The body's initial responses to dehydration are thirst to increase water intake, and decreased urine output to try to conserve water loss. The urine will become concentrated and more yellow in color. As the level of water loss increases, more symptoms can become apparent. These are dry mouth, decreased sweating, muscle cramps, etc.

How is dehydration treated?

The best way to treat dehydration is to rehydrate the body by drinking plenty of fluids, such as water,diluted squash or diluted fruit juice. A sweet drink can help to replace lost sugar, and a salty snack can help to replace lost salt.

Swimmer’s Ear

When does it happen?

Swimmer's ear is an infection in the outer ear canal, which runs from your eardrum to the outside of your head. It's often brought on by water that remains in your ear after swimming, creating a moist environment that aids bacterial growth. Putting fingers, cotton swabs or other objects in your ears also can lead to swimmer's ear by damaging the thin layer of skin lining your ear canal.

What are the symptoms of Swimmer’s ear?

Swimmer's ear symptoms are usually mild at first, but they may get worse if your infection isn't treated or spreads. Doctors often classify swimmer's ear according to mild, moderate and advanced stages of progression. Most common symptoms are: Itching in your ear canal, Slight redness inside your ear, Increasing pain, etc.

How is it treated?

The goal of treatment is to stop the infection and allow your ear canal to heal. Cleaning your outer ear canal is necessary to help eardrops flow to all infected areas.
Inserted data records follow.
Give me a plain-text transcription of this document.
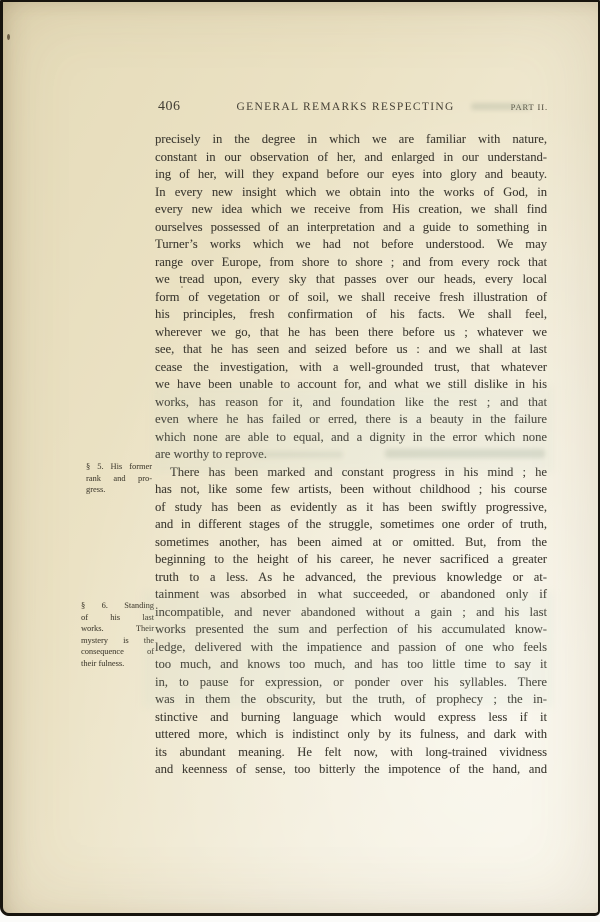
406	GENERAL REMARKS RESPECTING	PART II.
precisely in the degree in which we are familiar with nature,
constant in our observation of her, and enlarged in our understand-
ing of her, will they expand before our eyes into glory and beauty.
In every new insight which we obtain into the works of God, in
every new idea which we receive from His creation, we shall find
ourselves possessed of an interpretation and a guide to something in
Turner’s works which we had not before understood. We may
range over Europe, from shore to shore ; and from every rock that
we tread upon, every sky that passes over our heads, every local
form of vegetation or of soil, we shall receive fresh illustration of
his principles, fresh confirmation of his facts. We shall feel,
wherever we go, that he has been there before us ; whatever we
see, that he has seen and seized before us : and we shall at last
cease the investigation, with a well-grounded trust, that whatever
we have been unable to account for, and what we still dislike in his
works, has reason for it, and foundation like the rest ; and that
even where he has failed or erred, there is a beauty in the failure
which none are able to equal, and a dignity in the error which none
are worthy to reprove.
There has been marked and constant progress in his mind ; he
has not, like some few artists, been without childhood ; his course
of study has been as evidently as it has been swiftly progressive,
and in different stages of the struggle, sometimes one order of truth,
sometimes another, has been aimed at or omitted. But, from the
beginning to the height of his career, he never sacrificed a greater
truth to a less. As he advanced, the previous knowledge or at-
tainment was absorbed in what succeeded, or abandoned only if
incompatible, and never abandoned without a gain ; and his last
works presented the sum and perfection of his accumulated know-
ledge, delivered with the impatience and passion of one who feels
too much, and knows too much, and has too little time to say it
in, to pause for expression, or ponder over his syllables. There
was in them the obscurity, but the truth, of prophecy ; the in-
stinctive and burning language which would express less if it
uttered more, which is indistinct only by its fulness, and dark with
its abundant meaning. He felt now, with long-trained vividness
and keenness of sense, too bitterly the impotence of the hand, and
§ 5. His former
rank and pro-
gress.
§ 6. Standing
of his last
works. Their
mystery is the
consequence of
their fulness.
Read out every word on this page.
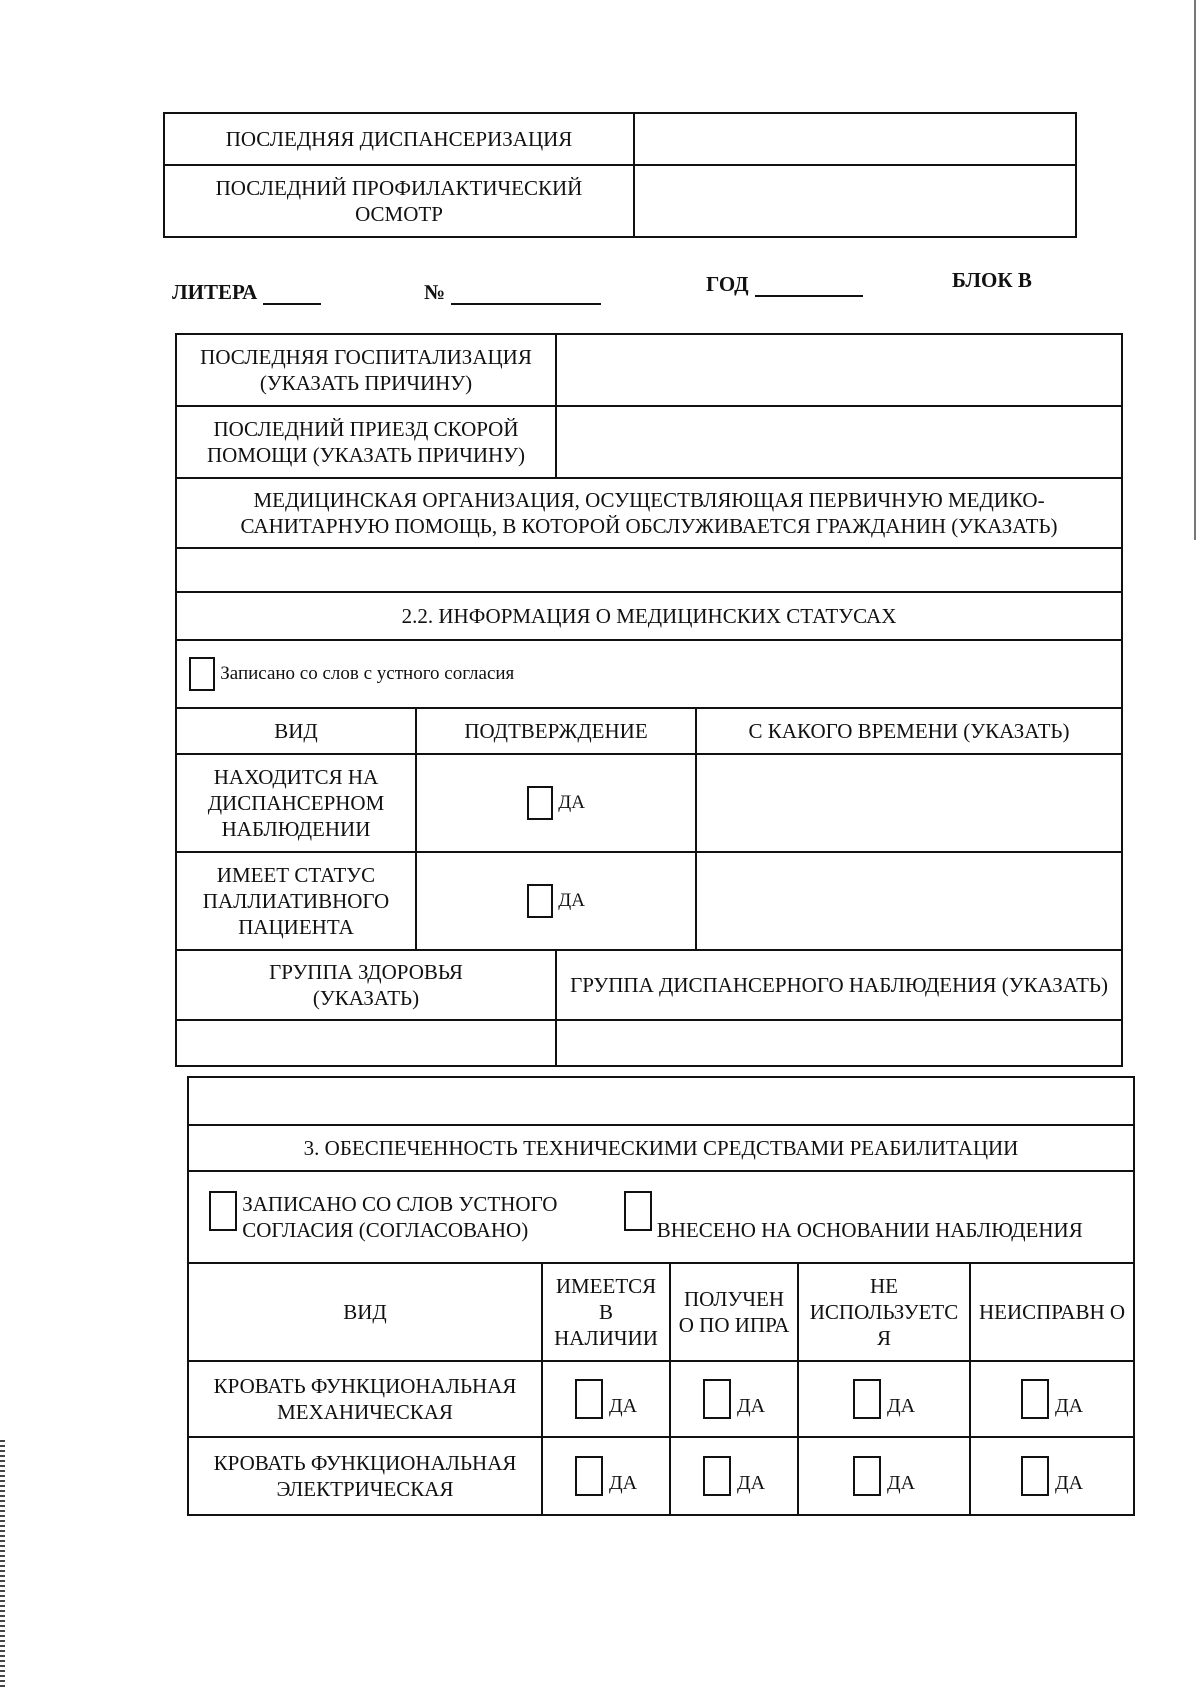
ПОСЛЕДНЯЯ ДИСПАНСЕРИЗАЦИЯ	
ПОСЛЕДНИЙ ПРОФИЛАКТИЧЕСКИЙ ОСМОТР	
ЛИТЕРА	№	ГОД	БЛОК В
ПОСЛЕДНЯЯ ГОСПИТАЛИЗАЦИЯ (УКАЗАТЬ ПРИЧИНУ)			
ПОСЛЕДНИЙ ПРИЕЗД СКОРОЙ ПОМОЩИ (УКАЗАТЬ ПРИЧИНУ)			
МЕДИЦИНСКАЯ ОРГАНИЗАЦИЯ, ОСУЩЕСТВЛЯЮЩАЯ ПЕРВИЧНУЮ МЕДИКО-САНИТАРНУЮ ПОМОЩЬ, В КОТОРОЙ ОБСЛУЖИВАЕТСЯ ГРАЖДАНИН (УКАЗАТЬ)			

2.2. ИНФОРМАЦИЯ О МЕДИЦИНСКИХ СТАТУСАХ			
Записано со слов с устного согласия			
ВИД	ПОДТВЕРЖДЕНИЕ		С КАКОГО ВРЕМЕНИ (УКАЗАТЬ)
НАХОДИТСЯ НА ДИСПАНСЕРНОМ НАБЛЮДЕНИИ	ДА		
ИМЕЕТ СТАТУС ПАЛЛИАТИВНОГО ПАЦИЕНТА	ДА		
ГРУППА ЗДОРОВЬЯ (УКАЗАТЬ)		ГРУППА ДИСПАНСЕРНОГО НАБЛЮДЕНИЯ (УКАЗАТЬ)	

3. ОБЕСПЕЧЕННОСТЬ ТЕХНИЧЕСКИМИ СРЕДСТВАМИ РЕАБИЛИТАЦИИ				
ЗАПИСАНО СО СЛОВ УСТНОГО СОГЛАСИЯ (СОГЛАСОВАНО) ВНЕСЕНО НА ОСНОВАНИИ НАБЛЮДЕНИЯ				
ВИД	ИМЕЕТСЯ В НАЛИЧИИ	ПОЛУЧЕН О ПО ИПРА	НЕ ИСПОЛЬЗУЕТС Я	НЕИСПРАВН О
КРОВАТЬ ФУНКЦИОНАЛЬНАЯ МЕХАНИЧЕСКАЯ	ДА	ДА	ДА	ДА
КРОВАТЬ ФУНКЦИОНАЛЬНАЯ ЭЛЕКТРИЧЕСКАЯ	ДА	ДА	ДА	ДА
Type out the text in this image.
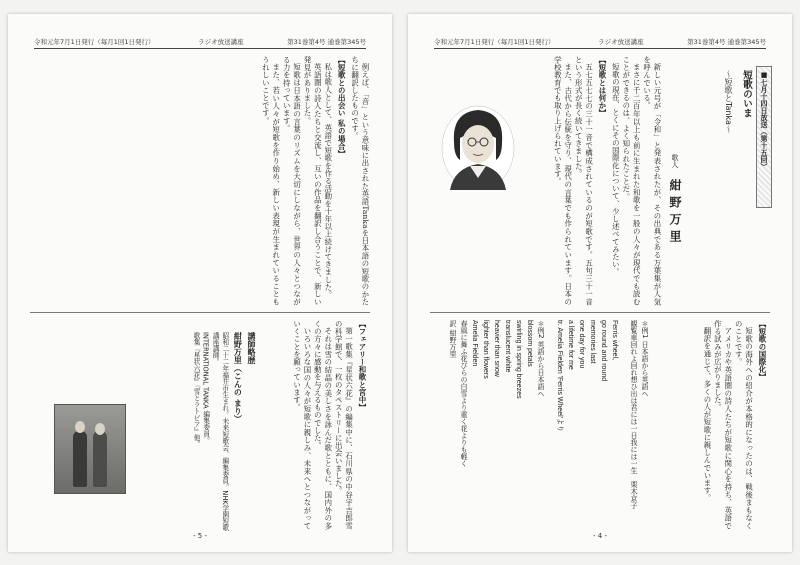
令和元年7月1日発行（毎月1回1日発行）	ラジオ放送講座	第31巻第4号 通巻第345号

例えば、「音」という意味に出された英語Tankaを日本語の短歌のかたちに翻訳したものです。

【短歌との出会い 私の場合】

私は歌人として、英語で短歌を作る活動を十年以上続けてきました。

英語圏の詩人たちと交流し、互いの作品を翻訳し合うことで、新しい発見がありました。

短歌は日本語の言葉のリズムを大切にしながら、世界の人々とつながる力を持っています。

また、若い人々が短歌を作り始め、新しい表現が生まれていることもうれしいことです。

【フェアリー和歌と宮中】

第一歌集『星状六花』の編集中に、石川県の中谷宇吉郎雪の科学館で、一枚のタペストリーに出会いました。

それは雪の結晶の美しさを詠んだ歌とともに、国内外の多くの方々に感動を与えるものでした。

いろいろな国の人々が短歌に親しみ、未来へとつながっていくことを願っています。

講師略歴
紺野万里（こんの まり）
昭和二十二年福井市生まれ。未来短歌会、編集委員。NHK学園短歌講座講師。
INTERNATIONAL TANKA 編集委員。
歌集『星状六花』『雪とラトビア』他。
- 5 -
令和元年7月1日発行（毎月1回1日発行）	ラジオ放送講座	第31巻第4号 通巻第345号
■七月十四日放送（第十五回）
短歌のいま
〜短歌とTanka〜
歌人 紺野万里

新しい元号が「令和」と発表されたが、その出典である万葉集が人気を呼んでいる。

まさに千二百年以上も前に生まれた和歌を一般の人々が現代でも読むことができるのは、よく知られたことだ。

短歌の現在、とくにその国際化について、少し述べてみたい。

【短歌とは何か】

五七五七七の三十一音で構成されているのが短歌です。五句三十一音という形式が長く続いてきました。

また、古代から伝統を守り、現代の言葉でも作られています。日本の学校教育でも取り上げられています。

【短歌の国際化】

短歌の海外への紹介が本格的になったのは、戦後まもなくのことです。

アメリカや英語圏の詩人たちが短歌に関心を持ち、英語で作る試みが広がりました。

翻訳を通じて、多くの人が短歌に親しんでいます。

＊例1 日本語から英語へ
観覧車回れよ回れ想ひ出は君には一日我には一生　栗木京子
Ferris wheel,
go round and round
memories last
one day for you
a lifetime for me
tr. Amelia Fielden 'Ferris Wheel'より
＊例2 英語から日本語へ
blossom petals
swirling in spring breezes
translucent white
heavier than snow
lighter than flowers
Amelia Fielden
春風に舞ふ花びらの白雪より重く花よりも軽く
訳 紺野万里
- 4 -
Your doctor will use a suction device or ear curette to clean away any discharge, clumps of earwax, flaky skin and other debris.

No matter what your plans are this summer, you won't want to miss any of them. Combating the toll of the heat and sun on your body will keep you healthy and active all summer long. Read all the information above and get to know as much as you can about dehydration and swimmer’s ear, and you'll still be going strong as the leaves start to turn.